The design of the eau good combines the vintage feel of the cork stopper with the unique clear, blow-molded bottle and the utilitarian aspect of the centuries-old filtering system.

The filter takes roughly 6–8 hours to work its magic and after its six-month lifetime, the charcoal can be used as an odor absorber for refrigerators.
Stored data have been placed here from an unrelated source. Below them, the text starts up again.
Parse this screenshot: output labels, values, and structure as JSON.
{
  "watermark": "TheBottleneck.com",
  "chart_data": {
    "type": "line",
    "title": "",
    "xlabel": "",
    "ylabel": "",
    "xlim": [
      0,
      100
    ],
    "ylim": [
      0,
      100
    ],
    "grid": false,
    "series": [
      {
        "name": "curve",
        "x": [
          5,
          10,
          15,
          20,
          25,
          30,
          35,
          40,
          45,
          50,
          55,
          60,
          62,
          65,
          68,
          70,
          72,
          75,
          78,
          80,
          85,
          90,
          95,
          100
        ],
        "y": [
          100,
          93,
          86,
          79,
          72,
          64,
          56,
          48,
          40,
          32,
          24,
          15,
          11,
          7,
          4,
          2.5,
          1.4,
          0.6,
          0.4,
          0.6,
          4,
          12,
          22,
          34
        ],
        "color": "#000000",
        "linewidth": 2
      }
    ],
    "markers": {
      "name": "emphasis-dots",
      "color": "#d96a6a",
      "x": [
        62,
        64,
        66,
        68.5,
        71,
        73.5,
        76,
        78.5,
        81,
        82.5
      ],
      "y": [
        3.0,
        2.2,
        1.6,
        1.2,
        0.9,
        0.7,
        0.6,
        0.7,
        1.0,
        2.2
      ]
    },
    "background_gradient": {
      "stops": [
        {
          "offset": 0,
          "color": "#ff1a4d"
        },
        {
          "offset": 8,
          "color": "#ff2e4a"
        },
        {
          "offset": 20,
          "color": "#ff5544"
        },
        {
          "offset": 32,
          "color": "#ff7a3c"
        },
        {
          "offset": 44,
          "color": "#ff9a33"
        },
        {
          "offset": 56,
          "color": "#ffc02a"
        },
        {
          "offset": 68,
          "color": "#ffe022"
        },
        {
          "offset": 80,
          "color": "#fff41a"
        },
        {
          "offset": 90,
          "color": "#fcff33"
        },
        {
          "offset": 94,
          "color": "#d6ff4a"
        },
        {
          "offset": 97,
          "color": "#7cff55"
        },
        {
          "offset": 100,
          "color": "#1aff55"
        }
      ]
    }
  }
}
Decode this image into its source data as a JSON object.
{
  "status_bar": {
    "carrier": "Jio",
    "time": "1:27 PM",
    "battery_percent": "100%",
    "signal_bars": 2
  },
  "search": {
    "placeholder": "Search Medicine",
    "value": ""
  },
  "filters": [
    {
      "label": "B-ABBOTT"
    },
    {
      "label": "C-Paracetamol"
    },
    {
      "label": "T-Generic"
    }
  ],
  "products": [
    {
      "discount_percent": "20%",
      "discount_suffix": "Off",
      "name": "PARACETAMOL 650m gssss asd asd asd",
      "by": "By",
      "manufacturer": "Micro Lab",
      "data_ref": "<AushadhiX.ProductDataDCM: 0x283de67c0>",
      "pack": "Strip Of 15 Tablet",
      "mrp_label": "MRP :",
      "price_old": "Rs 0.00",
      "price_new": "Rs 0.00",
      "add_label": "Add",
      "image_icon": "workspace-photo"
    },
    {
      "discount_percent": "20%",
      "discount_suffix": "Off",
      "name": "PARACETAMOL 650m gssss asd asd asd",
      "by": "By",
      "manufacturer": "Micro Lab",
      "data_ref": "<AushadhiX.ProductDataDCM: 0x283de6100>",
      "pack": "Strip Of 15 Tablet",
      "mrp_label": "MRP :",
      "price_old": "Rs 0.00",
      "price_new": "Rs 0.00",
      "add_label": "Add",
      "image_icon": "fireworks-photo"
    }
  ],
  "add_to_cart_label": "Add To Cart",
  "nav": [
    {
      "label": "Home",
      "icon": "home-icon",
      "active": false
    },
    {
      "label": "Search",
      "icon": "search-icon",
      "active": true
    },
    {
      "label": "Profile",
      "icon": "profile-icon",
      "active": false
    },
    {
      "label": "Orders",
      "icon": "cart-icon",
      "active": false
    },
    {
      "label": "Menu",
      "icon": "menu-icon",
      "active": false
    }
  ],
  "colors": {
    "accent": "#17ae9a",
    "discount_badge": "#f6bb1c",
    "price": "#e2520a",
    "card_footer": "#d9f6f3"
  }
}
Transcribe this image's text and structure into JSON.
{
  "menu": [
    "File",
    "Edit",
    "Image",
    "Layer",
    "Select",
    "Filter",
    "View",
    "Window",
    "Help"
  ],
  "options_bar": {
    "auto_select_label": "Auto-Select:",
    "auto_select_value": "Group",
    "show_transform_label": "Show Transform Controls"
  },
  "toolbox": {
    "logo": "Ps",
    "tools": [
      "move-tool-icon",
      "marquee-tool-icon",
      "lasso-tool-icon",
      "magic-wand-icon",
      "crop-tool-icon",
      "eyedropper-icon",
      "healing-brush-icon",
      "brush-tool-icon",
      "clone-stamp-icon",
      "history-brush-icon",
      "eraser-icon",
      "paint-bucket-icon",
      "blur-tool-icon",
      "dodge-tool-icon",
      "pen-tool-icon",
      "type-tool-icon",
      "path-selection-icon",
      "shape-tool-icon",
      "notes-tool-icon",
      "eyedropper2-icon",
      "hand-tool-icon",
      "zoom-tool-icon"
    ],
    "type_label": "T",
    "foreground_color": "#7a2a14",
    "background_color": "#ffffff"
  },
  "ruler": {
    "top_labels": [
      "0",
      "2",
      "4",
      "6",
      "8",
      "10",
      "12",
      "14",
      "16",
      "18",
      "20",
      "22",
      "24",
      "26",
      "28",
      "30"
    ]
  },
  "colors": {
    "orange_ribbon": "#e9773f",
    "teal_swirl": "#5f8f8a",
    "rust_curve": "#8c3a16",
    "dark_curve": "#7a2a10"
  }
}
The “Lunch Pot” (center) is a new offering in their line of tupperware containers: a pair of pots that neatly snap together, a handy solution for those of us who often bring multi-part meals for lunch. The watertight, BPA-free, microwave- and dishwasher-safe pots also feature an unique threadless enclosure for added convenience. Meanwhile, the strap remains secure even when the “Lunch Pot” is inverted or otherwise subject to the abuse of transit.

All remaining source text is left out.